Das ist das Ende! Was ist das für ein glorifizierender, den ganzen Film verleugnender Abgang? Hätte der Film sich nicht ein echtes Ende leisten können: Tod bei einer Explosion? Stattdessen darf der Held in den Sonnenuntergang marschieren. Also: Ja, es gibt sie noch, die amerikanischen Helden, die einfach ihren Dienst tun. Krieg ist nur ein Spiel, bei dem man sich selbst etwas beweisen kann, was man früher vielleicht im Wilden Westen getan hätte. In der wohl emotionalsten Szene des (Männer-)Films fragt sein Kollege den Cowboy, nachdem einem Anderen gerade aufgrund einer überstürzten Macher-Aktion des Cowboys das Knie zertrümmert wurde, wie er das alles aushalten könne mit der ständigen Gefahr beim Bombenentschärfen. Er antwortet in bester Cowboy-Manier: Ich denke nicht drüber nach.

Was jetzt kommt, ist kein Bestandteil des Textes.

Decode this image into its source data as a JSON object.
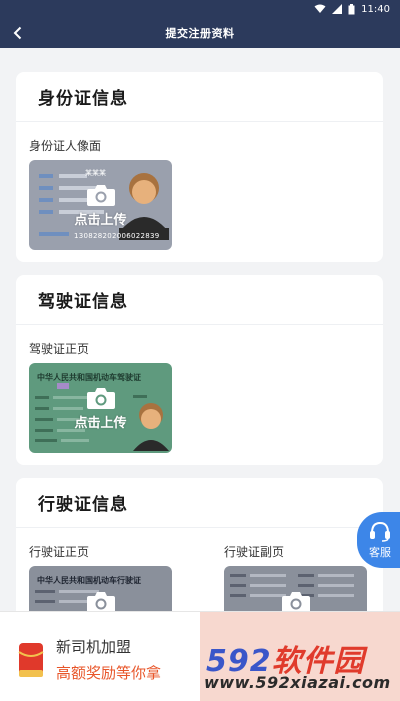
{
  "status_bar": {
    "time": "11:40"
  },
  "nav": {
    "title": "提交注册资料"
  },
  "sections": {
    "id_card": {
      "title": "身份证信息",
      "field_label": "身份证人像面",
      "upload_text": "点击上传",
      "sample_name": "某某某",
      "sample_number": "130828202006022839"
    },
    "driver_license": {
      "title": "驾驶证信息",
      "field_label": "驾驶证正页",
      "upload_text": "点击上传",
      "sample_heading": "中华人民共和国机动车驾驶证"
    },
    "vehicle_license": {
      "title": "行驶证信息",
      "front_label": "行驶证正页",
      "back_label": "行驶证副页",
      "sample_heading": "中华人民共和国机动车行驶证"
    }
  },
  "service": {
    "label": "客服"
  },
  "banner": {
    "line1": "新司机加盟",
    "line2": "高额奖励等你拿"
  },
  "watermark": {
    "num": "592",
    "cn": "软件园",
    "url": "www.592xiazai.com"
  },
  "colors": {
    "nav_bg": "#2c3a5c",
    "accent_blue": "#3d86e8",
    "promo_orange": "#e8562a",
    "id_card_bg": "#9aa0ad",
    "driver_card_bg": "#5f9a7e",
    "vehicle_card_bg": "#8a909b"
  }
}
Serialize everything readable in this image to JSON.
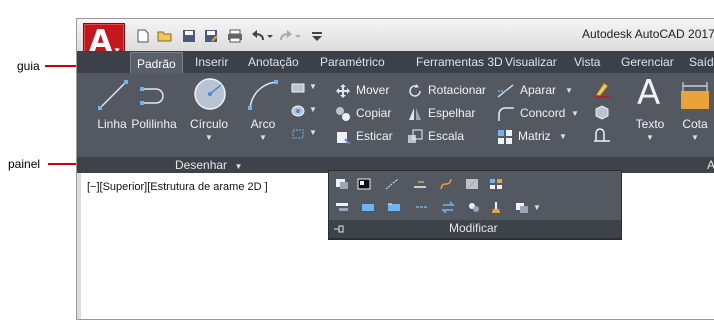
{
  "callouts": {
    "tab": "guia",
    "panel": "painel"
  },
  "window": {
    "title": "Autodesk AutoCAD 2017",
    "logo_letter": "A"
  },
  "quick_access": {
    "icons": [
      "new-icon",
      "open-icon",
      "save-icon",
      "save-as-icon",
      "print-icon",
      "undo-icon",
      "redo-icon",
      "customize-icon"
    ]
  },
  "ribbon_tabs": [
    {
      "label": "Padrão",
      "active": true
    },
    {
      "label": "Inserir"
    },
    {
      "label": "Anotação"
    },
    {
      "label": "Paramétrico"
    },
    {
      "label": "Ferramentas 3D"
    },
    {
      "label": "Visualizar"
    },
    {
      "label": "Vista"
    },
    {
      "label": "Gerenciar"
    },
    {
      "label": "Saída"
    }
  ],
  "draw_panel": {
    "title": "Desenhar",
    "tools": [
      {
        "label": "Linha",
        "icon": "line-icon"
      },
      {
        "label": "Polilinha",
        "icon": "polyline-icon"
      },
      {
        "label": "Círculo",
        "icon": "circle-icon"
      },
      {
        "label": "Arco",
        "icon": "arc-icon"
      }
    ]
  },
  "modify_panel": {
    "title": "Modificar",
    "tools": [
      {
        "label": "Mover",
        "icon": "move-icon"
      },
      {
        "label": "Rotacionar",
        "icon": "rotate-icon"
      },
      {
        "label": "Aparar",
        "icon": "trim-icon"
      },
      {
        "label": "Copiar",
        "icon": "copy-icon"
      },
      {
        "label": "Espelhar",
        "icon": "mirror-icon"
      },
      {
        "label": "Concord",
        "icon": "fillet-icon"
      },
      {
        "label": "Esticar",
        "icon": "stretch-icon"
      },
      {
        "label": "Escala",
        "icon": "scale-icon"
      },
      {
        "label": "Matriz",
        "icon": "array-icon"
      }
    ]
  },
  "annotation_panel": {
    "tools": [
      {
        "label": "Texto",
        "icon": "text-icon"
      },
      {
        "label": "Cota",
        "icon": "dimension-icon"
      }
    ],
    "title_fragment": "A"
  },
  "viewport": {
    "label": "[−][Superior][Estrutura de arame 2D ]"
  },
  "colors": {
    "accent": "#c4161c",
    "ribbon_bg": "#535861",
    "tab_bar_bg": "#3c4149",
    "callout_line": "#d40000"
  }
}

Was kann es bedeuten, wenn ein Film eine solche Gestalt als Helden feiert? Einen Helden, der nichts mehr anderes hat und nichts mehr anderes machen kann? Ist es vielleicht ein nihilistischer Film, der zeigen will: So werden Menschen durch Krieg, das sind die Helden, die wir im Irak erzeugen. Gedankenlose Draufgänger-Typen, die den Kontakt zu ihrer Heimat (und zu sich selbst) verloren haben – die modernen Söldner. Das wäre möglich gewesen, aber der Film schafft keine Distanz zu seinem Helden, sondern nur pure Identifikation. Der Film ist nicht ironisch gemeint. Es ist der Regisseurin ernst mit dem Cowboy-Ende, das merkt man auch an der terminatorähnlichen Musik.
Schwierig ist auch das Verhältnis des Films zum Irak. Es ist natürlich ein amerikanischer Film. Dementsprechend werden die Amerikaner hier als angefeindete und ständig bedrohte Opfer dargestellt. Sie müssen in einer feindlichen Umgebung überleben, jeder könnte sie umbringen, überall lauert Gefahr. Man könnte fast Mitleid haben. Dass man sich selbst in diesen völkerrechtswidrigen Angriffskrieg gestürzt hat und dem irakischen Volk statt der vielgepriesenen Demokratie viel Leid und die innere Zerrissenheit eines Vielvölkerstaats gebracht hat, wird nicht thematisiert. Iraker sind nur Statisten oder bösartige Bombenleger. Der Film schert sich nicht um die irakische Wirklichkeit. Er ist nur eine Selbstbeweihräucherung des amerikanischen Soldatenelends im Irak. Er ist eine Aussage im inneramerikanischen Kampf um die Deutungshoheit über den Krieg. Er sagt, zumindest bis kurz vor Ende: Es geht unseren Jungs nicht gut dort. Sie erleben Dinge, die sie gar nicht verkraften können. Dann kommt das Ende und das sagt: So wie Cowboys und echte Männer stehen wir das durch. Es macht uns doch Spaß und wir haben keinen anderen Lebensinhalt mehr.
Eigentlich sehr bezeichnend, dass dieser Film so viele Oscars gewonnen hat.